Monday, July 6, 2015

Prefabrication experiments - 66 - Habitat MV

The structure versus skin paradigm brought about by the modernization of construction techniques induced building strategies based on component systems disconnecting structural support, thermal insulation, climate control and physical protection. Each system interacted, was co-ordinated and integrated to perform within a coherent whole while its properties and assembly could be optimized for particularized performance and replacement.  Grids, open frames and interchangeable envelope panels were the flagship constituents of these modern methods of designing and building. Customizable kits included exclusive components fabricated to achieve systemic harmonization and to associate the advantages of continuous production with the uniqueness and site specificity required by architecture.

The theories of flexibility, adaptability, variability and the principles of «open building» developed concurrently alongside these kit-of-parts systems targeting spatial and temporal versatility. Particularly common to school building systems developed in the 1950's and 1960’s in most industrialized countries, the continuous production of standardised components was fused with a construction management process that increased productivity, simplified building details, and enhanced systemic relationships between building elements. Each individual building system was defined as a plug-in to an overall building strategy. This systems based theory still typifies the trade-based organization of the present day building industry.
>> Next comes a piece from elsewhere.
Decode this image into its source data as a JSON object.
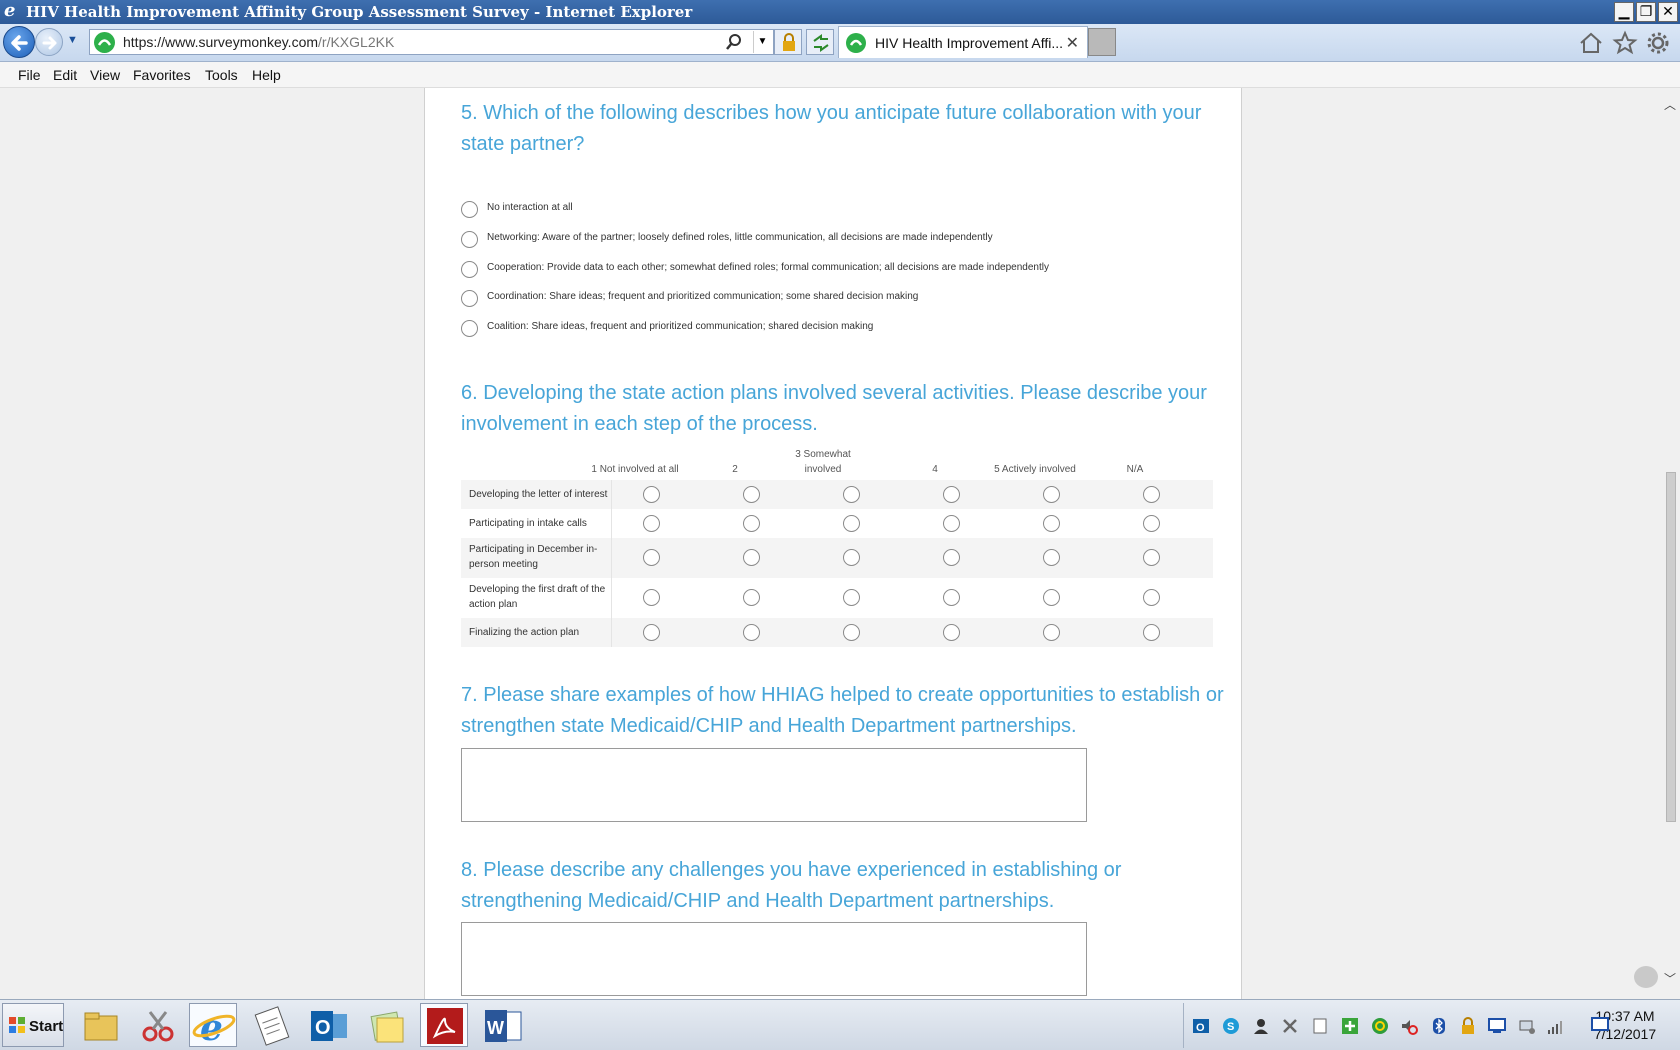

Habitat MV designed by architects Mazery and Valode in 1971 was designed as an industrialized kit-of-parts that employed modular coordination to standardize details and component assembly. The system included options for steel or concrete open frame post and beam structures organized within spans of 4,5 to 5,4 m. The design was instituted on a unit module of 90cm, which regulated dimensional coordination. Planning grids could be square or rectangular. Steel corrugated deck panels were employed for floor structures while Glass fibre reinforced plastic panels of sandwich construction with a urethane core were proposed for the envelope. The profiled and individually shaped panels available in two widths of  90 or 180 cm expressed their modularity and their unit to whole relationship. The profiled sandwich panels also delineated an active wall space that could be employed as shelving or additional interior space. The entire system and its components were bolted together maximizing their potential for change, disassembly and flexibility.